A.    Model Memproses Informasi
            Menurut Oemar Hamalik (2011:128) pemrosesan informasi tersebut merujuk bagaimana cara-cara atau menerima informasi stimuli dari lingkungan, mengorganisasi data, memecahkan masalah, menemukan konsep-konsep, serta menggunakan simbol-simbol verbal dan non verbal. Kemudian menurut Syaiful Sagala (2012:74) informasi yang diberikan dalam bentuk energi fisik tertentu (sinar untuk bahan tertulis, bunyi untuk bahan ucapan, tekanan untuk sentuhan, dan lain-lain) diterima oleh reseptor yang peka terhadap tanda dalam bentuk-bentuk tertentu. Pada model ini, mengutamakan bagaimana membantu siswa agar mampu berpikir produktif, memecahkan masalah dengan kemampuan intelektual yang telah dimiliki oleh peserta didik.
            Model pemrosesan informasi pada dasarnya menitikberatkan pada cara-cara memperkuat dorongan-dorongan internal (datang dari dalam diri) untuk memahami dunia dengan cara menggali dan mengordinasikan data, merasakan adanya masalah dan mengupayakan jalan pemecahannya. Menurut Robert M. Gagne dalam Rusman (2014: 139) dalam proses pembelajaran model pemrosesan informasi terdiri dari delapan fase, yakni sebagai berikut:
1.     Motivasi, fase awal memulai pembelajaran dengan adanya dorongan untuk melakukan suatu tindakan dalam mencapai tujuan tertentu (motivasi instrinsik dan ekstrinsik);
2.     Pemahaman, fase individu menerima dan memahami informasi yang diperoleh dari pembelajaran.
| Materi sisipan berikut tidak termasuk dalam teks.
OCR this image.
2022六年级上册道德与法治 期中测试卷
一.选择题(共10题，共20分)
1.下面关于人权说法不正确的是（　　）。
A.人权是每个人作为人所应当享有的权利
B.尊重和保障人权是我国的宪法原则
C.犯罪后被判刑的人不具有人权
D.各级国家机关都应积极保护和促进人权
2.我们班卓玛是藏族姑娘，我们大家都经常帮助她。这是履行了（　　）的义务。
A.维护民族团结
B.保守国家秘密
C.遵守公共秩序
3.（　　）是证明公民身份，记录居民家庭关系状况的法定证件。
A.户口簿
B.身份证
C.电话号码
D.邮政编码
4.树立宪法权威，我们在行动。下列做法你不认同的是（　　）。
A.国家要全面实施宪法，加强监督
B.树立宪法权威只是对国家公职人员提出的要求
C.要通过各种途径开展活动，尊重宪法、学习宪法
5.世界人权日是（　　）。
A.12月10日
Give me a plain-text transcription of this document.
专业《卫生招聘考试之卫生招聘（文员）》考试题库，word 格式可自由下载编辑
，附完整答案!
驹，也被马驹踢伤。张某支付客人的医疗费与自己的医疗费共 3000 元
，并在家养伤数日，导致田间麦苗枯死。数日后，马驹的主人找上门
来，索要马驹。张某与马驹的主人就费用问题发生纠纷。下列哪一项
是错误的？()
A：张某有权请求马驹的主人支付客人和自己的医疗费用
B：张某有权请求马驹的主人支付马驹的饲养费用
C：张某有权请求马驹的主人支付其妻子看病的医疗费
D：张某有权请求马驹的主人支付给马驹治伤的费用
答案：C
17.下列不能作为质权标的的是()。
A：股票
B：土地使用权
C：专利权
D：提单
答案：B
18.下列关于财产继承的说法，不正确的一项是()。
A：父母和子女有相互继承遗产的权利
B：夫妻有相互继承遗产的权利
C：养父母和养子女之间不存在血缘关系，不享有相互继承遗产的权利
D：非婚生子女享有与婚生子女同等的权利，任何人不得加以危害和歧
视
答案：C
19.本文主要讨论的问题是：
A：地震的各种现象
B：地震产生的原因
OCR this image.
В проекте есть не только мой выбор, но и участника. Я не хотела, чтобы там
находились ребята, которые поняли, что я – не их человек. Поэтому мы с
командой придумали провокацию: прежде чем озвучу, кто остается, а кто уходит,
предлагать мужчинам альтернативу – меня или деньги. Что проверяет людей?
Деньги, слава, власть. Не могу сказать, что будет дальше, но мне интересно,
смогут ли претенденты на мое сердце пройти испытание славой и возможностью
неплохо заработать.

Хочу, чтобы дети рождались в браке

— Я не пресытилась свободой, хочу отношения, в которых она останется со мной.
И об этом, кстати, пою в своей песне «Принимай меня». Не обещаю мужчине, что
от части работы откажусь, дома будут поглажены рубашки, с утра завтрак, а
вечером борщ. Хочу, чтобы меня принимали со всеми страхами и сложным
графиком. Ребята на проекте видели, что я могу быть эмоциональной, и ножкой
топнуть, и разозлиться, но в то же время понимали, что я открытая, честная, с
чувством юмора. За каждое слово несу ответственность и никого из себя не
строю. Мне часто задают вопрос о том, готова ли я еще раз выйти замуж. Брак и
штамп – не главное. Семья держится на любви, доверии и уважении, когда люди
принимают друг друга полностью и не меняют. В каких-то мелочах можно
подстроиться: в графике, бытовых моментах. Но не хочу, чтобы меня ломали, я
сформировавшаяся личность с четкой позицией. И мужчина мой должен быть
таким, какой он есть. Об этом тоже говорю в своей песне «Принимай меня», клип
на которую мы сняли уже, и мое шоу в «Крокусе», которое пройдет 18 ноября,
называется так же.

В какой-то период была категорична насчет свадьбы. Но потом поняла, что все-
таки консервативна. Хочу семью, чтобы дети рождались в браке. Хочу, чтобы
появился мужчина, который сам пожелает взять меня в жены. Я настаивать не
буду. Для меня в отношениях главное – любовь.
Pemahaman didapat melalui perhatian;
3.     Pemerolehan, individu memberikan makna/mempersepsikan segala informasi yang ada pada dirinya sehingga terjadi proses penyimpanan dalam memori peserta didik;
4.     Penahanan, menahan informasi yang sampai pada dirinya sehingga terjadi proses penyimpanan dalam memori siswa;
5.     Ingatan kembali, mengeluarkan kembali informasi yang telah disimpan, bila ada rangsangan;
6.     Generalisasi, menggunakan hasil pembelajaran untuk keperluan tertentu;
7.     Perlakuan, perwujudan perubahan perilaku individu sebagai hasil pembelajaran;
8.     Umpan balik, individu memperoleh feedback dari perilaku yang telah dilakukannya.
            Menurut Rusman (2014:140) pembelajaran pemrosesan informasi ada sembilan langkah yang harus diperhatikan oleh seorang pendidik, yakni sebagai berikut:
1.     Melakukan tindakan untuk menarik perhatian siswa;
2.     Memberikan informasi mengenai tujuan pembelajaran dan topik yang akan dibahas;
3.     Merangsang siswa untuk memulai aktivitas pembelajaran;
4.     Menyampaikan isi pembelajaran sesuai dengan topik yang telah direncanakan;
5.     Memberikan bimbingan bagi aktivitas siswa dalam pembelajaran;
6.     Memberikan penguatan pada perilaku pembelajaran;
7.     Memberikan feedback terhadap perilaku yang ditunjukkan siswa;
8.     Melaksanakan penilaian proses dan hasil;
9.     Memberikan kesempatan kepada siswa untuk bertanya dan menjawab berdasarkan pengalamannya.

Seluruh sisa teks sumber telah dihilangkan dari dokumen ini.